10 dic 2022

Zaragoza, una vez más. Aunque ya cae uno en la cuenta de que será de las últimas.

    Una visita a Zaragoza es siempre más que un simple viaje. A las naturales preocupaciones que se derivan de la logística, se unen reminiscencias de aquello que fue lo más parecido a una infancia feliz, un paréntesis de consentimiento en nuestra vida de estrecheces.

    Visitar la plaza de San Francisco me ha hecho rememorar aquellas mañanas de domingo, sol, fresco, la vista del quiosco más exuberante que jamás había conocido, todas aquellas atracciones visuales, plásticos envolviendo juguetes de colores, colecciones de monedas, de minerales o de miniaturas de motocicletas; periódicos en múltiples lenguas, y aleros que se separaban de la caseta principal intentando emplazar todo aquello. 


Era este quiosco. La verdad es que me dio un poco de bajón verlo así.


    Pero la plaza San Francisco era más: la vista de un campus universitario amplio, acogedor, generoso en su amplitud, como sugerente. Transmitía paz, sosiego y una gran puerta abierta a otra dimensión, la del conocimiento, la de la posición social. 


Al fondo, la entrada al campus universitario.

   También, cómo no, albergaba cafeterías, las más espaciosas, elegantes, coloridas y amables que yo había podido ver.

Era un día de labor. Las terrazas no estaban instaladas.

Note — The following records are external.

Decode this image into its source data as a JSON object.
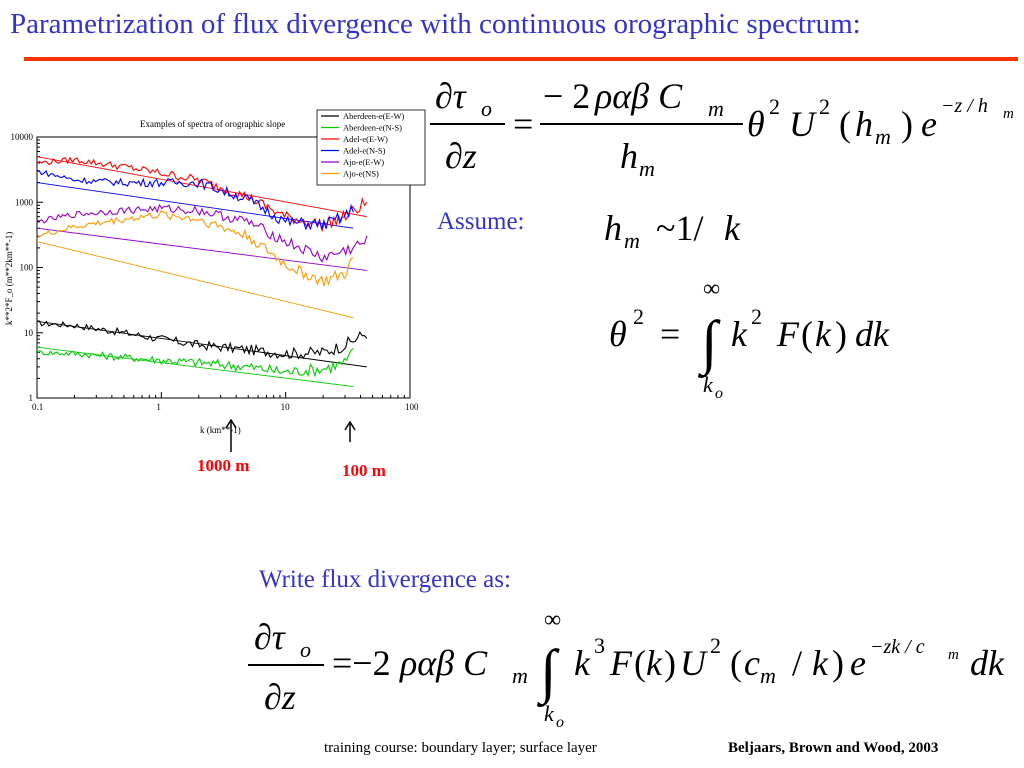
{
  "slide": {
    "title": "Parametrization of flux divergence with continuous orographic spectrum:",
    "assume_label": "Assume:",
    "write_label": "Write flux divergence as:",
    "footer_course": "training course: boundary layer; surface layer",
    "footer_citation": "Beljaars, Brown and Wood, 2003",
    "arrow_labels": [
      "1000 m",
      "100 m"
    ],
    "colors": {
      "title": "#3333cc",
      "rule": "#ff3300",
      "arrow_label": "#ff0000"
    }
  },
  "chart_data": {
    "type": "line",
    "title": "Examples of spectra of orographic slope",
    "xlabel": "k (km**-1)",
    "ylabel": "k**2*F_o  (m**2km**-1)",
    "xscale": "log",
    "yscale": "log",
    "xlim": [
      0.1,
      100
    ],
    "ylim": [
      1,
      10000
    ],
    "xticks": [
      "0.1",
      "1",
      "10",
      "100"
    ],
    "yticks": [
      "1",
      "10",
      "100",
      "1000",
      "10000"
    ],
    "legend_position": "top-right",
    "series": [
      {
        "name": "Aberdeen-e(E-W)",
        "color": "#000000",
        "x": [
          0.1,
          0.2,
          0.5,
          1,
          2,
          5,
          10,
          20,
          30,
          45
        ],
        "y": [
          14,
          13,
          10,
          8,
          6.5,
          5.5,
          4.8,
          5,
          6.5,
          10
        ]
      },
      {
        "name": "Aberdeen-e(N-S)",
        "color": "#00cc00",
        "x": [
          0.1,
          0.2,
          0.5,
          1,
          2,
          5,
          10,
          20,
          30,
          35
        ],
        "y": [
          5,
          4.8,
          4.2,
          3.8,
          3.5,
          3,
          2.5,
          2.8,
          3.5,
          5
        ]
      },
      {
        "name": "Adel-e(E-W)",
        "color": "#ff0000",
        "x": [
          0.1,
          0.2,
          0.5,
          1,
          2,
          5,
          10,
          20,
          30,
          45
        ],
        "y": [
          4000,
          4500,
          3500,
          2800,
          2200,
          1200,
          600,
          450,
          600,
          1000
        ]
      },
      {
        "name": "Adel-e(N-S)",
        "color": "#0000ff",
        "x": [
          0.1,
          0.2,
          0.5,
          1,
          2,
          5,
          10,
          20,
          30,
          35
        ],
        "y": [
          3000,
          2200,
          2000,
          2000,
          2000,
          1100,
          500,
          450,
          600,
          800
        ]
      },
      {
        "name": "Ajo-e(E-W)",
        "color": "#9900cc",
        "x": [
          0.1,
          0.2,
          0.5,
          1,
          2,
          5,
          10,
          20,
          30,
          45
        ],
        "y": [
          500,
          650,
          750,
          800,
          750,
          500,
          250,
          140,
          180,
          250
        ]
      },
      {
        "name": "Ajo-e(NS)",
        "color": "#ff9900",
        "x": [
          0.1,
          0.2,
          0.5,
          1,
          2,
          5,
          10,
          20,
          30,
          35
        ],
        "y": [
          300,
          420,
          550,
          650,
          550,
          300,
          110,
          60,
          80,
          130
        ]
      }
    ],
    "fit_lines": [
      {
        "color": "#ff0000",
        "x": [
          0.1,
          45
        ],
        "y": [
          5000,
          600
        ]
      },
      {
        "color": "#0000ff",
        "x": [
          0.1,
          35
        ],
        "y": [
          2000,
          400
        ]
      },
      {
        "color": "#9900cc",
        "x": [
          0.1,
          45
        ],
        "y": [
          400,
          90
        ]
      },
      {
        "color": "#ff9900",
        "x": [
          0.1,
          35
        ],
        "y": [
          250,
          17
        ]
      },
      {
        "color": "#000000",
        "x": [
          0.1,
          45
        ],
        "y": [
          15,
          3
        ]
      },
      {
        "color": "#00cc00",
        "x": [
          0.1,
          35
        ],
        "y": [
          6,
          1.5
        ]
      }
    ]
  }
}
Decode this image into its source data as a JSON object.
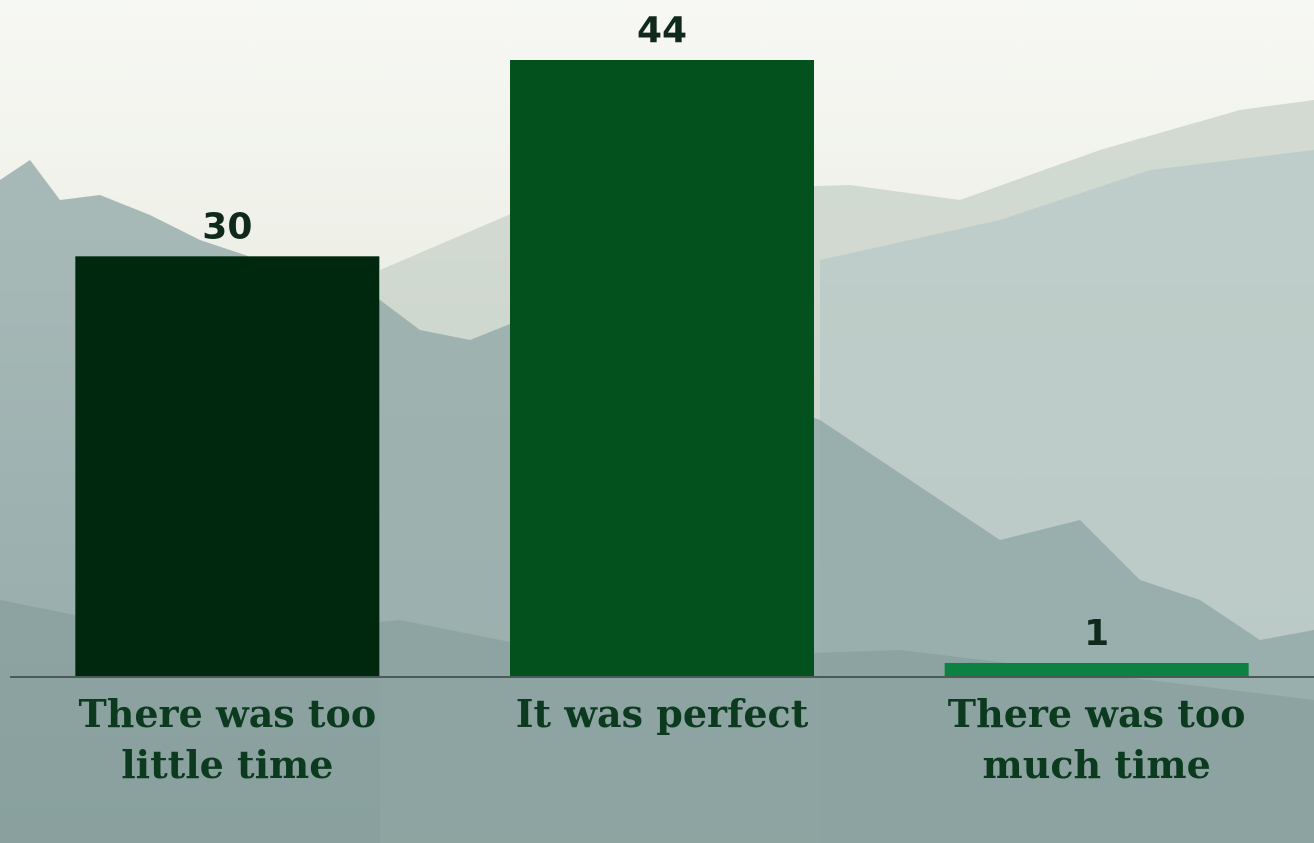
{
  "chart_data": {
    "type": "bar",
    "categories": [
      "There was too little time",
      "It was perfect",
      "There was too much time"
    ],
    "values": [
      30,
      44,
      1
    ],
    "colors": [
      "#00280f",
      "#03521d",
      "#0b8142"
    ]
  }
}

    Zaragoza es también el espacio de nuestros juegos de infancia, del descubrimiento del enorme pasillo del piso de la calle Ricla y que para nosotros era algo así como un pequeño parque de atracciones donde hacíamos circular, arrancar, derrapar, acelerar y ponerse a dos ruedas a los magníficos coches de miniatura de la fabulosa marca Matchbox, fenomenalmente construidos, con suelo plateado y puertas que se abrían, nada que ver con aquellos a los que estábamos acostumbrados, de plástico barato y que debían venir como regalo por la compra de quién sabe qué artículo de supermercado.

    En el piso de Ricla también escuché por primera vez un tocadiscos, asistiendo atónito al girar de aquellos enormes discos rayados y a los mágicos movimientos del brazo metálico de aquel fantástico artilugio. De él salían las bilbainadas que aprendí de memoria o el anterior himno del Athletic.

 En Zaragoza pasábamos ratos placenteros jugando a cartas, veía hipnotizado cómo el tío Manolo liaba sus cigarrillos con inigualable destreza en su pequeña máquina. ¡Yo quería ser algún día fumador como él! También me encantaba la masa de las rosquillas, cuando éstas estaban dispuestas, aún sin pasar por el fuego, en la encimera de la cocina, y la tía consentía en darme alguna.

    Todo aquello se acabó, se diluirá en nuestra memoria como lágrimas en la lluvia del tiempo (con permiso de Rutger Hauer). Qué importantes son los recuerdos, qué honda es su huella y, ahora que está próximo el momento del adiós definitivo, qué evanescente su legado.


Por el paseo Fernando el Católico. Siempre ha sido una gozada pasear por él.

2 may 2022

La liberación del abandono

Leo en el libro que estoy leyendo algo sobre "la liberación del abandono", e inmediatamente mi cabeza me transporta a 1989 y a Cangas del Narcea, al bar "El edén", donde el simpático y joven camarero y presumiblemente dueño del negocio solía poner una película todas las noches, a eso de las diez o quizá algo más tarde.

Era una especie de refugio de cualquier exigente trajín o preocupación que te pudiera atenazar al final de la jornada, un lugar sin pretensiones (mesas con bancos corridos de escay rojo alineadas a lo largo de la barra, dejando un ancho pasillo en medio) y donde uno era recibido con una sonrisa.

El público normalmente se componía de pacíficas parejitas, currantes de la zona (mucho minero) y algún despistado desplazado como yo, ubicado en esa indefinida zona del pueblo que no era ni puramente céntrica ni extrarradio.

Las películas eran casi siempre del mismo estilo: americanas de los años 70 u 80, con persecuciones, coches, tiros y acción. Bastante ruidosas y con poco argumento en el que pensar. Evasión pura. Daba igual, sólo querías eso, un rato de distracción, de dejar volar tu mente mientras tomabas un gin-tonic y así luego poder volver a la infame habitación del humilde piso donde estabas "de patrona" con la engañosa sensación de que habías hecho algo especial y que, después de todo, esa vida no estaba tan mal.